Salar de Atacama in northern Chile is a huge salt flat where water from the mountains flows and dries out, leaving salt. There are some salt lakes there in which flamingos find some vermin to feed on. In the Altiplano higher parts (over 4000 metres above the sea level), some rain falls and there is some grass, on which vicunias (wild ancestors of llamas) feed. It is a national park so flamingos and vicunias are used to tourists and don't run away.











Monday, 12 June 2017

Ancient Maya painting

Here is an example of something that is ignored by the press and book publishers because it is not in fashion, even though it is no less interesting than something similar that is in fashion. Ancient Greece is famous for its ruins, sculpture and painting on pottery. Ancient Mayas are famous for their ruins, but their painting on pottery seems to be almost completely ignored even though it is no less interesting than the Greek painting. It is demonstrated in museum exhibitions where one can see the Maya painted pottery. However, any publication on the subject in either language (I mean English of Spanish) is hard to find and comments in the museums are also extremely limited.
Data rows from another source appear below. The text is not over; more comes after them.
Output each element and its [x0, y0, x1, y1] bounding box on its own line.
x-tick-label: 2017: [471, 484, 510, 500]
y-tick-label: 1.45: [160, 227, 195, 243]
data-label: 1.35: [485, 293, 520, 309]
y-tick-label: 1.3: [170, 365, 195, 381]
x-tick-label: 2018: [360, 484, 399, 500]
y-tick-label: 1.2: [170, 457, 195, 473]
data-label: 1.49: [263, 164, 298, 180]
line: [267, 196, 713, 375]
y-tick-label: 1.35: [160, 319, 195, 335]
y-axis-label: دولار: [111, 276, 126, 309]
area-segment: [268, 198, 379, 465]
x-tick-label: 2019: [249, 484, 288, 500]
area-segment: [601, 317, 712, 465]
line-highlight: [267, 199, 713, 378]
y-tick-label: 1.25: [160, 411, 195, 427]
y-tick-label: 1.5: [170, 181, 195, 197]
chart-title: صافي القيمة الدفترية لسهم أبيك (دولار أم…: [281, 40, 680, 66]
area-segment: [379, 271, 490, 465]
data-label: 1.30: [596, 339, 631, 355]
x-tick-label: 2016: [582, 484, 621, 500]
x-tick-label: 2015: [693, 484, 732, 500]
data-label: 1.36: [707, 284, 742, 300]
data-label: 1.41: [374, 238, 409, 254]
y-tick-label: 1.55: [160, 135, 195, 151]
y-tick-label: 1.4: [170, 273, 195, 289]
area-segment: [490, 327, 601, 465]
Examples here come from museums in Guatemala and Mexico.  









Monday, 29 May 2017

Ancient Greek painting in the British Museum

The Greek painting in the British Museum is easy to overlook. You will easily find the sculpture of Classical Greece, but painting? Who has ever hard of that? Well, perhaps not many people, but it is there and it is quite interesting, here are the examples. Seeing these examples one is tempted to thing that it is anything but primitive. However, you won't find big canvasses you might expect when you thing of great painting. Perhaps this is the very reason why not many people realise that it exists. These paintings are hidden in a few small glass cupboards in rooms upstairs, they are painted on clay vases. Greek vases are, of course well known, though few visitors to the Museum pays much attention. Even less realise that not all vases are decorated in black and ochre colours, that there exist also white vases with black paintings (or perhaps I should say drawings, or even sketches?) on them.









Tuesday, 23 May 2017

Marbles of Suzhou.

I wonder whether there is anyone who would be able to tell me what this is because I have no idea. I saw them in Suzhou in China in traditional pavilions in the famous gardens of the city. They are carefully framed and look as if they were pictures but they are not. It seems that these are cross-sections of marbles, framed and exhibited, sometimes next to a picture. I wander why. Is there a Chinese tradition of exhibiting marbles like that? I guess there must by, but where does it come from? Obviously there is no equivalent tradition in the Western world which is why I haven't found anything of the subject in a Western language.









Friday, 5 May 2017

Lingyin Zen temple in Hangzhou

Lingyin si is a Zen monastery in the hills around the West Lake in Hangzhou. It is amazing how quickly the monasteries have been restored after the orgy of destruction during the cultural revolution. In the hills around Hangzhou there are several monasteries and nunneries. Interestingly in one of them a nun gave me a book in English by Sheng Yen, a Taiwanese Zen master whom I met many years earlier in Taipei.










Friday, 28 April 2017

City God Temple in Shanghai

The City God Temple in Shanghai is a typical Chinese Taoist temple. Normally the centre of a Taoist temple is a yard with an incense burner. Next to the yard is a hall with giant figures. The Taoist saints usually have beards, unlike the Buddhist ones. Behind this hall there is another one with a nicely dressed figure of the City God. There people go to pray.